Mark Neal The more I paint the more I realize there’s nothing more artistic than to love one another. I have always strived to be unique and true always trying to bring to life what’s in my heart. In many ways, the work of a artist is easy. We risk very little, yet enjoy a position over those who are not. We offer up our work and ourselves to your judgement and thrive on negative criticism. But bitter truth we artist’s must face is that in the grand scheme of things, the average piece of junk is probably more meaningful than your criticism designating it so. But there are times when I truly risk something and that is in the discovery and defense of the new. The world is often unkind to new talent, new creations. The new needs friends. Facebook: mnexcel
Holly Pichette Holly Pichette is a multi-disciplinary artist whose creative output includes mixed media sculptures and paintings, mural painting and beadwork art. Her artistic practice is inspired by the intrinsic, handmade beauty of traditional beadwork. Much of her work is highly detailed and labor intensive. She uses vibrant colors and mixed media to create her work, working with materials such as seed beads, hide, vinyl, acrylic paints, beeswax and canvas. Holly is also a jewelry designer who has her own unique line of contemporary beadwork. She recently graduated from the Fine Art Advanced Diploma program at Fanshawe College and before that she had been working as a self-taught artist for the past 15 years. She currently lives in London, ON with her young son Phoenix and continues to work as a professional visual artist. Pichette’s artwork has been collected and exhibited in numerous galleries in Canada and her most recent work has been shown in London ON at The Arts Project and Satellite Gallery.

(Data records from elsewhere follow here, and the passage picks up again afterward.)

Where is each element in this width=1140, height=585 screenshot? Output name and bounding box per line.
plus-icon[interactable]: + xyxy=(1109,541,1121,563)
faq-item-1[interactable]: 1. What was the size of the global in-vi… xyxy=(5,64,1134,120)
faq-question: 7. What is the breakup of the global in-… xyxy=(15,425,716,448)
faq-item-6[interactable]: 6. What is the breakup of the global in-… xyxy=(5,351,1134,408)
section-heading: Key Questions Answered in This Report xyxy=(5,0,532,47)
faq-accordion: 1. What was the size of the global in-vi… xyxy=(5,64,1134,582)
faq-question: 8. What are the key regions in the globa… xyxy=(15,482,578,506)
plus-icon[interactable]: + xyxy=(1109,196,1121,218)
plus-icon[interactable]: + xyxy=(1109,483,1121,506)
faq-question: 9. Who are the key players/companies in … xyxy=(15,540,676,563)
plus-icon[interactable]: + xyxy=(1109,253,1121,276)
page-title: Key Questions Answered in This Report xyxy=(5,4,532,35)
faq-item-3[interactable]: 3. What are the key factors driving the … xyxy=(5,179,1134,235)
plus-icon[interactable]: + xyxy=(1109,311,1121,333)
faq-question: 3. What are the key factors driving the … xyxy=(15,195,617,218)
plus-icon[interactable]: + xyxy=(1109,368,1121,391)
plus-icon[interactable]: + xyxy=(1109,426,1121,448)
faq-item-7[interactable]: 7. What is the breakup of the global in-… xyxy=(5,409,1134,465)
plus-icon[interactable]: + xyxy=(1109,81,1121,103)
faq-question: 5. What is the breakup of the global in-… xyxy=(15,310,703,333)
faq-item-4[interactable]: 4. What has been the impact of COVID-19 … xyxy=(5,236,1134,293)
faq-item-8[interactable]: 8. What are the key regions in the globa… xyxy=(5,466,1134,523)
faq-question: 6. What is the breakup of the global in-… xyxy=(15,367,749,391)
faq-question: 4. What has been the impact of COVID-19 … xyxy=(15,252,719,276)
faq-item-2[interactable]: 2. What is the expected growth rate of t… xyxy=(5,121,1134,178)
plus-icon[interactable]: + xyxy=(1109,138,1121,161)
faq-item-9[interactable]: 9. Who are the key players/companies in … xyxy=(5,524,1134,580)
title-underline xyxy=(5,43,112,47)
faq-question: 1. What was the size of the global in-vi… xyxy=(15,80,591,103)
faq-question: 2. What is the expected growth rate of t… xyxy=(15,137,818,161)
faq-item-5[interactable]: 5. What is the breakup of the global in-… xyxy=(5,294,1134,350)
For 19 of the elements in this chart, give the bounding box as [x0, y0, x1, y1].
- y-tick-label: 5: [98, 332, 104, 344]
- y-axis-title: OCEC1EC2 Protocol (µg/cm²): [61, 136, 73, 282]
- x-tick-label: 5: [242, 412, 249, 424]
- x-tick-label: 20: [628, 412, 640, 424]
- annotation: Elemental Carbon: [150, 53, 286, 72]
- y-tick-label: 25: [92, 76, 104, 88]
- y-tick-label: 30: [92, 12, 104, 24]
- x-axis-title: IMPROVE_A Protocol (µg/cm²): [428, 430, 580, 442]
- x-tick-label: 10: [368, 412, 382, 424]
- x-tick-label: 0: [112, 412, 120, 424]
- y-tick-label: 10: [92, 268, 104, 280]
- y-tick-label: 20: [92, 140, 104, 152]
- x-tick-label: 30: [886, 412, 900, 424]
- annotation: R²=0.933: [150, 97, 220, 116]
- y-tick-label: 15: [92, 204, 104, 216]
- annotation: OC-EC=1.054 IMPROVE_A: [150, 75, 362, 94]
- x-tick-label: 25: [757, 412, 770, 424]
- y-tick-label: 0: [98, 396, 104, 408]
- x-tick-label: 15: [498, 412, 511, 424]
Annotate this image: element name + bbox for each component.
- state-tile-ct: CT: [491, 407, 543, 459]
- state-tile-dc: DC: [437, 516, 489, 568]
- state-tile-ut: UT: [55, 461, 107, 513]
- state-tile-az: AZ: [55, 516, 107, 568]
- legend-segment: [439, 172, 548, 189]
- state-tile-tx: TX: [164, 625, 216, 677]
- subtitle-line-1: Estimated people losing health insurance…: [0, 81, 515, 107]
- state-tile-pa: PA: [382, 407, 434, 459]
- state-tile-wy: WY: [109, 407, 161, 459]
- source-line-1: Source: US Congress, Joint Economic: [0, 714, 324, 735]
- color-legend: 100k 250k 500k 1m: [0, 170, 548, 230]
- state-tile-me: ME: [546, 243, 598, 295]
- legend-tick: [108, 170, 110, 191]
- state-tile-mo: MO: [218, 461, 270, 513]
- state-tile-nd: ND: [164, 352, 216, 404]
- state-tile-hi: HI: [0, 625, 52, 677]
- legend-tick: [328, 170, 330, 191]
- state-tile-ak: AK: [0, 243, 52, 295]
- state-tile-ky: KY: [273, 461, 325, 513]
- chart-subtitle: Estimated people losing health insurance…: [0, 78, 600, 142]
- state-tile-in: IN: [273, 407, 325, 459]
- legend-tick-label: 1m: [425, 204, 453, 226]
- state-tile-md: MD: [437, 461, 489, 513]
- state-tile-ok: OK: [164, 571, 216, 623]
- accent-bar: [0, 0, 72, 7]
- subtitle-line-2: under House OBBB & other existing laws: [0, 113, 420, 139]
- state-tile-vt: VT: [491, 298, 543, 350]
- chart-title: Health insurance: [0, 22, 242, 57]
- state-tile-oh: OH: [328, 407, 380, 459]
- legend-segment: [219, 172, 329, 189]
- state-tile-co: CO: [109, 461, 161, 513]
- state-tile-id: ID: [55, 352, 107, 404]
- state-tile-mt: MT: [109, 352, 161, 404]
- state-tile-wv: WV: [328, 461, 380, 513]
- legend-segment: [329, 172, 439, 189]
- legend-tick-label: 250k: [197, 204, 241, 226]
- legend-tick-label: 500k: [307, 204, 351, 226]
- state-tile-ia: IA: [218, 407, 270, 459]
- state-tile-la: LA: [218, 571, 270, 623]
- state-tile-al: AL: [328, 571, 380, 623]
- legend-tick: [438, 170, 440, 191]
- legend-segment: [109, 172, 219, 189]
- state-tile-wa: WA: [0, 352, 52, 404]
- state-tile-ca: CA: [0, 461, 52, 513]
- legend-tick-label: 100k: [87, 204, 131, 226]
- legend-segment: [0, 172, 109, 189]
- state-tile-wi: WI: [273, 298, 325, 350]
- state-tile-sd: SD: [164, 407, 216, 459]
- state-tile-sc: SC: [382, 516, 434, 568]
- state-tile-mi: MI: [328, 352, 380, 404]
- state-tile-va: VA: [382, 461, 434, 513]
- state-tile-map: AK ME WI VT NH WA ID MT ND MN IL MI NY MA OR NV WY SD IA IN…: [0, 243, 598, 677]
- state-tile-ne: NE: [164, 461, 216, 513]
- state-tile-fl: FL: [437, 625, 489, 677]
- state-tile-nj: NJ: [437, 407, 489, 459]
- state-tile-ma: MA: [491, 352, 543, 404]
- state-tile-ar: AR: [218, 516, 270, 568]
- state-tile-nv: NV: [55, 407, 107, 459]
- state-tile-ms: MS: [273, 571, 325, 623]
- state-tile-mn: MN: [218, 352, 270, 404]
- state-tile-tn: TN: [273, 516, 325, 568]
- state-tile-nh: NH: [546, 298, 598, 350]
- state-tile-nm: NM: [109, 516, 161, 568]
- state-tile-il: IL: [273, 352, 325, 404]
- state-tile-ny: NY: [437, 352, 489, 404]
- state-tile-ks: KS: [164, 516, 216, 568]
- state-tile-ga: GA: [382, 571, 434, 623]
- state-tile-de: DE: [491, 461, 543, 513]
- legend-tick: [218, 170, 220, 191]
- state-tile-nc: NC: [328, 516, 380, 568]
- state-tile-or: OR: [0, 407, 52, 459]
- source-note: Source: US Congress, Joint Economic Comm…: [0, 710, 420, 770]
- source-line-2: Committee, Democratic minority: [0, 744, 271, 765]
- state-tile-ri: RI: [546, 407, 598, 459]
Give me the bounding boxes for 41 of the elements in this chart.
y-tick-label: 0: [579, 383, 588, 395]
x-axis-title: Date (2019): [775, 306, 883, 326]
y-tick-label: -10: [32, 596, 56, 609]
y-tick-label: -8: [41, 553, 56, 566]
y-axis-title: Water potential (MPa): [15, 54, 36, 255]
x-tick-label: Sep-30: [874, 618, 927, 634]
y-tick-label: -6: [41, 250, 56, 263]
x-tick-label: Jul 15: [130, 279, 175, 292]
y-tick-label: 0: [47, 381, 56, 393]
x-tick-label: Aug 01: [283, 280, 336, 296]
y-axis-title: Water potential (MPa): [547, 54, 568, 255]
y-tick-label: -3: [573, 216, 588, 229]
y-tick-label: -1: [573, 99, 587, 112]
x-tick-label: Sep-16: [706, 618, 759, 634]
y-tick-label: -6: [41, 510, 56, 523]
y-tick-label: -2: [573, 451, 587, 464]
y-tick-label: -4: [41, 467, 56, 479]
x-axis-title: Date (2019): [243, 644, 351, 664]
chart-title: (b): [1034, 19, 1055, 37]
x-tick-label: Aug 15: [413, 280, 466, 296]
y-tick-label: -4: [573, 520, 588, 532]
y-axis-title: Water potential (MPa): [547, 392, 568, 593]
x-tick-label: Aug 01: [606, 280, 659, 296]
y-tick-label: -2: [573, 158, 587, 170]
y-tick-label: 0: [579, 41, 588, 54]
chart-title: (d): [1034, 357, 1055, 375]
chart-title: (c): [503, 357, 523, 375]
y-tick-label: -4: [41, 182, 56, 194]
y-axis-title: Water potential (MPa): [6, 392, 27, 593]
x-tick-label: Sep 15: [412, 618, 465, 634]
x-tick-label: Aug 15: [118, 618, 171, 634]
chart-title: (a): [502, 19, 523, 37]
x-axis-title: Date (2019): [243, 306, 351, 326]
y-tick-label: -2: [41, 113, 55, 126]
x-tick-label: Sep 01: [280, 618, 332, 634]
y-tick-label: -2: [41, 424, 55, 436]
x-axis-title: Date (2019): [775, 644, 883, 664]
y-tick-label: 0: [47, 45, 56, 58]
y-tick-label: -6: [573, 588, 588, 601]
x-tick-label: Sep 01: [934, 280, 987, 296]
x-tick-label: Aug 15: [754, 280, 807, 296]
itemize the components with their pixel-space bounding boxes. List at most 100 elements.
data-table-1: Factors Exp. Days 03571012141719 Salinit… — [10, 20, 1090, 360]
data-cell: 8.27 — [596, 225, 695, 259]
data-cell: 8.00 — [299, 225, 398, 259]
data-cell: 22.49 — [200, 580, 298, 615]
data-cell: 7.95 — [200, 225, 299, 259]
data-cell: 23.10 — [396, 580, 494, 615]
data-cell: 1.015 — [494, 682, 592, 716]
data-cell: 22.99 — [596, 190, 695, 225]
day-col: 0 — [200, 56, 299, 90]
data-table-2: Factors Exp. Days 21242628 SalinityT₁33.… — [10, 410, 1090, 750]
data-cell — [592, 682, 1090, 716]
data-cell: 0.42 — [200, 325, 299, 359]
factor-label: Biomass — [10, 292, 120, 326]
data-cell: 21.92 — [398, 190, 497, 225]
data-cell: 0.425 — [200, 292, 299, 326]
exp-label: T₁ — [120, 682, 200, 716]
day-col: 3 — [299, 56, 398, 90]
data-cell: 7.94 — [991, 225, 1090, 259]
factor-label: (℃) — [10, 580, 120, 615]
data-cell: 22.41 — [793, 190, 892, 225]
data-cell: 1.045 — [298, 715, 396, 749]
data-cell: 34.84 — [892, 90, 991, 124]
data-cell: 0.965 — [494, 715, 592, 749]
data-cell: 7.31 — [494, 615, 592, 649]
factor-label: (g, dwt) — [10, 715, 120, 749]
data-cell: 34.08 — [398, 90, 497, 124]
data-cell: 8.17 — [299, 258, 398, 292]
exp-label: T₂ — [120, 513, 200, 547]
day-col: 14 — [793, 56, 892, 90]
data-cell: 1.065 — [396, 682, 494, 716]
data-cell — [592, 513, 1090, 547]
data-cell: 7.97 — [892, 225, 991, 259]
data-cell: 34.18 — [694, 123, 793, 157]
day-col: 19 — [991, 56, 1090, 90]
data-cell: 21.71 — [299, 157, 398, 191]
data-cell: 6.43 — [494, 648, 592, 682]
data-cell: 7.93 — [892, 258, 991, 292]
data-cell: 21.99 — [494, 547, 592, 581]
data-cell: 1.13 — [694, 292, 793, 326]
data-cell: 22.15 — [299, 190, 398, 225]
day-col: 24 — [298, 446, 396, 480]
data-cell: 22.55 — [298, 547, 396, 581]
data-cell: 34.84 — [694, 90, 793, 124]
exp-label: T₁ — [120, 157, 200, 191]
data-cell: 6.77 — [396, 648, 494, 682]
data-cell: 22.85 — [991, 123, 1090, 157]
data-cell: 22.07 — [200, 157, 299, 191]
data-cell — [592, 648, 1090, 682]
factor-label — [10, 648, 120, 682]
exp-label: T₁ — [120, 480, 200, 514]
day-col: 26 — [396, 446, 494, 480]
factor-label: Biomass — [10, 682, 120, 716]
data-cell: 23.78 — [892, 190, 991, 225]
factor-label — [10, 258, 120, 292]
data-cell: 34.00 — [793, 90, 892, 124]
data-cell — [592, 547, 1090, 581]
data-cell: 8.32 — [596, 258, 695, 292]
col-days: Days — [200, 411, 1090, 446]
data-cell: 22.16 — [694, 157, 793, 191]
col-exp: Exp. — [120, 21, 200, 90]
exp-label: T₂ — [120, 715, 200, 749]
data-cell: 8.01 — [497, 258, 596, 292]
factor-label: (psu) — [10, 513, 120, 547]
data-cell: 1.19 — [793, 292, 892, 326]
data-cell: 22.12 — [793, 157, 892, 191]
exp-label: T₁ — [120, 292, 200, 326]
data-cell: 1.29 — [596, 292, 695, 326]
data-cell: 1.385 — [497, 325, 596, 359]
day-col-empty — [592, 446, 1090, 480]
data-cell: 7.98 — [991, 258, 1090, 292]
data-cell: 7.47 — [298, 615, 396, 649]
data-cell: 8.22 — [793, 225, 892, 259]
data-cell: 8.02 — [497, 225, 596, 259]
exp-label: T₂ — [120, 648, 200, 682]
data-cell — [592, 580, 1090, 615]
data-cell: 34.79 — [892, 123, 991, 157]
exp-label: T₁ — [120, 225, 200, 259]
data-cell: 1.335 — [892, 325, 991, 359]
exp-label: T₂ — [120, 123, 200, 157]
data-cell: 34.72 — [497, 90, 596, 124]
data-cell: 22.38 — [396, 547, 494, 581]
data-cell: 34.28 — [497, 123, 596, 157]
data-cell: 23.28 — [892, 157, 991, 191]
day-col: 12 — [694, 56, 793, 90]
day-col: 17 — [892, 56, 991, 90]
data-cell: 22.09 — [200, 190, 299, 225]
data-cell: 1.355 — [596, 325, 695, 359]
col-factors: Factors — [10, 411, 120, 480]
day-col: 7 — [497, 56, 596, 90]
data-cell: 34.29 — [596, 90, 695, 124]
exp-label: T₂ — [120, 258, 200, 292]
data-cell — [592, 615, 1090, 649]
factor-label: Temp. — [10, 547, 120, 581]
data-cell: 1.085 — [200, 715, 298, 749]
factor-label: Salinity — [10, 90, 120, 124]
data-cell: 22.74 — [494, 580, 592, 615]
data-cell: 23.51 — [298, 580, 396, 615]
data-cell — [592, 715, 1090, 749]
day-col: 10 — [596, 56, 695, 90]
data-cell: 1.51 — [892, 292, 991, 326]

Nelson White I am a Mi’kmaq painter who is interested in depicting my culture; stories and dance traditions of my home community of Flat Bay, Newfoundland. My contemporary style includes cultural symbols that connect me to the spirit of Canada’s Aboriginal Community. My work is recognised through a fusion of design with figurative detail which emphasizes the rhythm, composition and overall aesthetic of my works. My work is a representational yet an interpretive depiction of real people, real places and objects I see every day. The use of the term ‘realism’ in characterizing contemporary representational art can be confusing, so I prefer the terms ‘representational’ or ‘objective,’ which indicate images based upon concrete referents, but leave open a wide range of subject matter and technical and stylistic treatments. My work is a mix of other influences from Andrew Wyeth to Edward Hopper to Alex Coville, figurative painters with a strong emphasis on composition. I am also interested in the work of indigenous painters including Norval Morrisseau and Alex Janvier. My creative approach is balance painting and illustration, seeking inspiration from a variety of artistic genres and periods. Regardless of the various techniques I use in my work, my art is based upon drawing. I am not interested creating photo realism, but colour and shape. Although this is clearly a figurative work, I try to flirt with abstraction; flatting the surface, using bright colours and black lines. I believe angst is all too often represented in modern art, and there should be room for bright fun work.